Nos últimos 12 meses, a inflação da alimentação no domicílio foi de 7,2%, bem acima da inflação ao consumidor, de 5% no mesmo período. Sendo item de consumo básico, é perceptível por toda a população e reduz o poder de compra das famílias, especialmente as mais pobres.
Esse é o pano de fundo que fez o governo retomar a discussão sobre os preços dos alimentos, anunciando um conjunto de medidas para conter sua inflação. Entre elas está a redução da alíquota de importação sobre alguns produtos. Também está em discussão uma possível negociação para que os estados zerem a cobrança de ICMS sobre os itens da cesta básica.

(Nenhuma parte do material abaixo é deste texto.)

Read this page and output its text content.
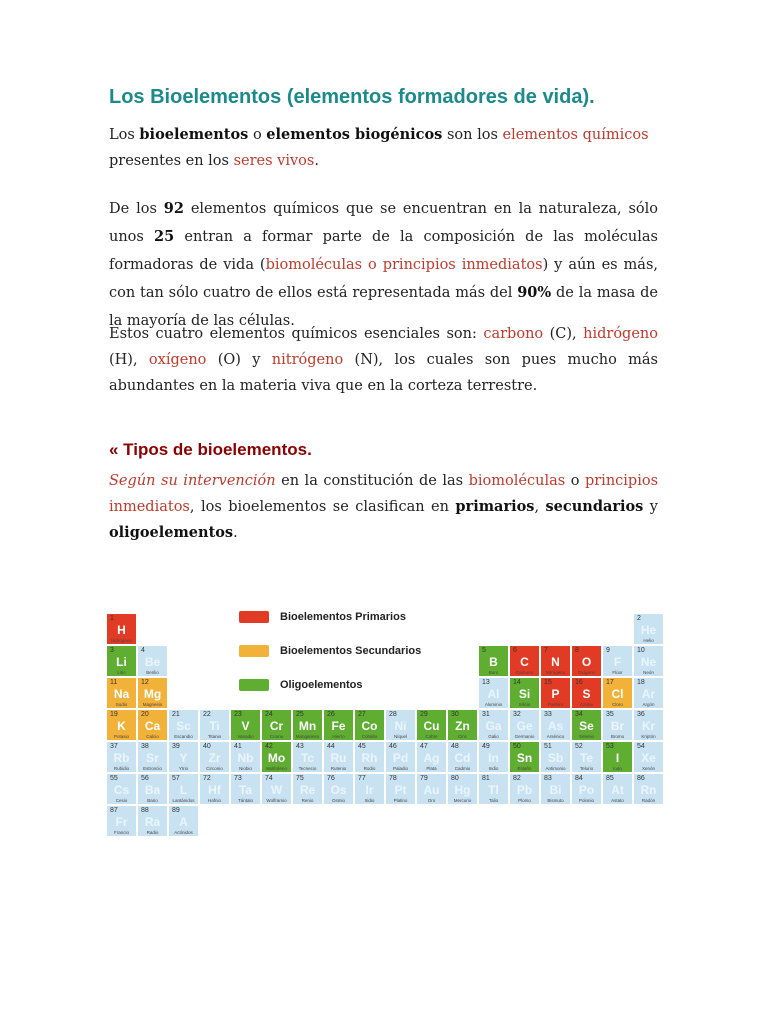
Los Bioelementos (elementos formadores de vida).
Los bioelementos o elementos biogénicos son los elementos químicos
presentes en los seres vivos.
De los 92 elementos químicos que se encuentran en la naturaleza, sólo unos 25 entran a formar parte de la composición de las moléculas formadoras de vida (biomoléculas o principios inmediatos) y aún es más, con tan sólo cuatro de ellos está representada más del 90% de la masa de la mayoría de las células.
Estos cuatro elementos químicos esenciales son: carbono (C), hidrógeno (H), oxígeno (O) y nitrógeno (N), los cuales son pues mucho más abundantes en la materia viva que en la corteza terrestre.
« Tipos de bioelementos.
Según su intervención en la constitución de las biomoléculas o principios inmediatos, los bioelementos se clasifican en primarios, secundarios y oligoelementos.
Bioelementos Primarios
Bioelementos Secundarios
Oligoelementos
1
H
Hidrógeno
2
He
Helio
3
Li
Litio
4
Be
Berilio
5
B
Boro
6
C
Carbono
7
N
Nitrógeno
8
O
Oxígeno
9
F
Flúor
10
Ne
Neón
11
Na
Sodio
12
Mg
Magnesio
13
Al
Aluminio
14
Si
Silicio
15
P
Fósforo
16
S
Azufre
17
Cl
Cloro
18
Ar
Argón
19
K
Potasio
20
Ca
Calcio
21
Sc
Escandio
22
Ti
Titanio
23
V
Vanadio
24
Cr
Cromo
25
Mn
Manganeso
26
Fe
Hierro
27
Co
Cobalto
28
Ni
Níquel
29
Cu
Cobre
30
Zn
Cinc
31
Ga
Galio
32
Ge
Germanio
33
As
Arsénico
34
Se
Selenio
35
Br
Bromo
36
Kr
Kriptón
37
Rb
Rubidio
38
Sr
Estroncio
39
Y
Ytrio
40
Zr
Circonio
41
Nb
Niobio
42
Mo
Molibdeno
43
Tc
Tecnecio
44
Ru
Rutenio
45
Rh
Rodio
46
Pd
Paladio
47
Ag
Plata
48
Cd
Cadmio
49
In
Indio
50
Sn
Estaño
51
Sb
Antimonio
52
Te
Telurio
53
I
Iodo
54
Xe
Xenón
55
Cs
Cesio
56
Ba
Bario
57
L
Lantánidos
72
Hf
Hafnio
73
Ta
Tántalo
74
W
Wolframio
75
Re
Renio
76
Os
Osmio
77
Ir
Iridio
78
Pt
Platino
79
Au
Oro
80
Hg
Mercurio
81
Tl
Talio
82
Pb
Plomo
83
Bi
Bismuto
84
Po
Polonio
85
At
Astato
86
Rn
Radón
87
Fr
Francio
88
Ra
Radio
89
A
Actínidos
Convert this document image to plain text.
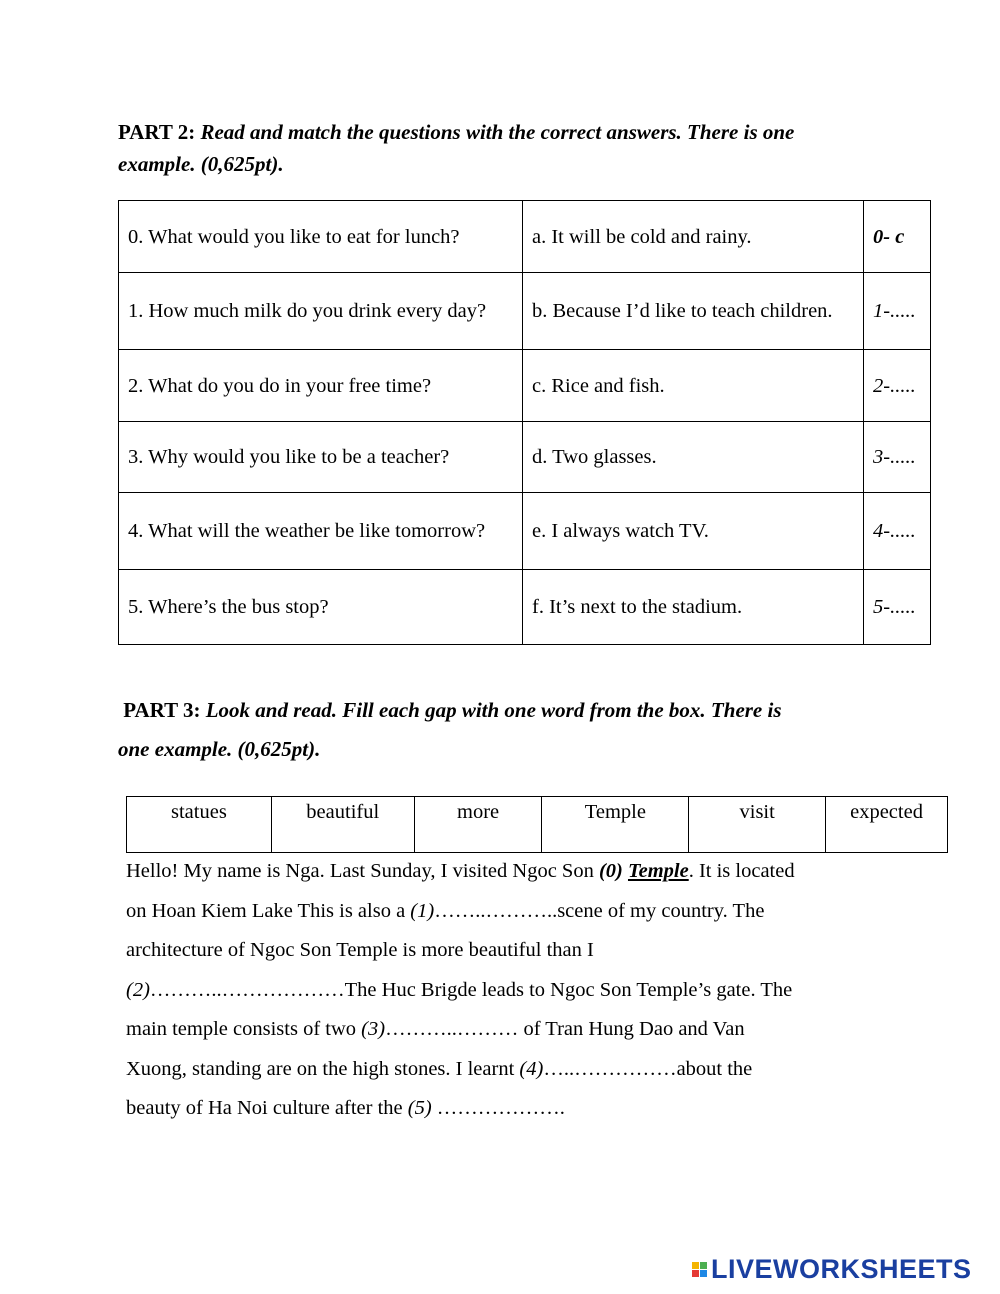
PART 2: Read and match the questions with the correct answers. There is one
example. (0,625pt).
0. What would you like to eat for lunch?	a. It will be cold and rainy.	0- c
1. How much milk do you drink every day?	b. Because I’d like to teach children.	1-.....
2. What do you do in your free time?	c. Rice and fish.	2-.....
3. Why would you like to be a teacher?	d. Two glasses.	3-.....
4. What will the weather be like tomorrow?	e. I always watch TV.	4-.....
5. Where’s the bus stop?	f. It’s next to the stadium.	5-.....
PART 3: Look and read. Fill each gap with one word from the box. There is
one example. (0,625pt).
statues	beautiful	more	Temple	visit	expected
Hello! My name is Nga. Last Sunday, I visited Ngoc Son (0) Temple. It is located
on Hoan Kiem Lake This is also a (1)……..………..scene of my country. The
architecture of Ngoc Son Temple is more beautiful than I
(2)………..………………The Huc Brigde leads to Ngoc Son Temple’s gate. The
main temple consists of two (3)………..……… of Tran Hung Dao and Van
Xuong, standing are on the high stones. I learnt (4)…..……………about the
beauty of Ha Noi culture after the (5) ……………….
LIVEWORKSHEETS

Ainda que uma redução de impostos possa trazer algum alívio para a inflação a curto prazo, ele é um instrumento pouco eficaz para conter a alta de preço da comida. Afinal, o preço dos alimentos flutua por inúmeras outras razões que estão fora do controle do governo, como condições climáticas, câmbio e preços de produtos que são negociados no mercado internacional (commodities).
Além disso, as implicações das desonerações de imposto não se limitam aos seus impactos sobre preços, já que uma renúncia de impostos também reduz a arrecadação, deteriorando o resultado fiscal e a trajetória da dívida.
E mesmo que a desoneração estivesse sendo pensada como instrumento de política pública, que tem sua implementação voltada para a população pobre e para a redução das desigualdades, esse seria um direcionamento de alto custo e baixo retorno. Por mais que os alimentos ocupem parte substancial do orçamento das famílias de baixa renda, uma desoneração ampla beneficia inclusive os mais ricos, que também consomem alimentos. Nesse sentido, programas de transferência de renda, a exemplo do Bolsa Família, funcionam melhor para endereçar a vulnerabilidade alimentar dos pobres.
Apesar de existirem poucos argumentos favoráveis ao uso das desonerações para controlar a inflação, ou então para aliviar a perda do poder de compra das famílias de baixa renda, seu uso vem se dando de forma recorrente no passado recente. Vale lembrar que, em 2022, a preocupação girava em torno da inflação de combustíveis, puxada pelo preço do petróleo, que escalou com o início da guerra entre a Rússia e a Ucrânia.
Naquele ano, o governo zerou tributos federais sobre gasolina, etanol e diesel e aprovou um teto para o ICMS cobrado pelos estados. As renúncias, em termos de impostos, foram enormes. Apenas no caso do ICMS, a União precisou repassar R$ 27 bilhões aos estados para compensar as perdas com a redução da alíquota. No caso dos impostos federais, as estimativas da renúncia fiscal chegaram a R$ 50 bilhões ao ano. A reoneração, que se iniciou de forma parcial em 2023, mas que foi concluída apenas em 2024, deixa evidente que o custo político de desfazer tais medidas é alto.
Talvez mais importante agora seja o fato de a nova reforma tributária colocar limites para os tributos serem utilizados como instrumento de política pública. Introduzir desonerações de forma seletiva vai na contramão de uma reforma que visa promover simplicidade e previsibilidade. E, sob o regime dual, é importante garantir que os estados mantenham a prerrogativa de definir suas próprias alíquotas.
Utilizar medidas tributárias para o controle da inflação, além de ser pouco eficaz, prejudica a transição para um regime tributário melhor e mais justo.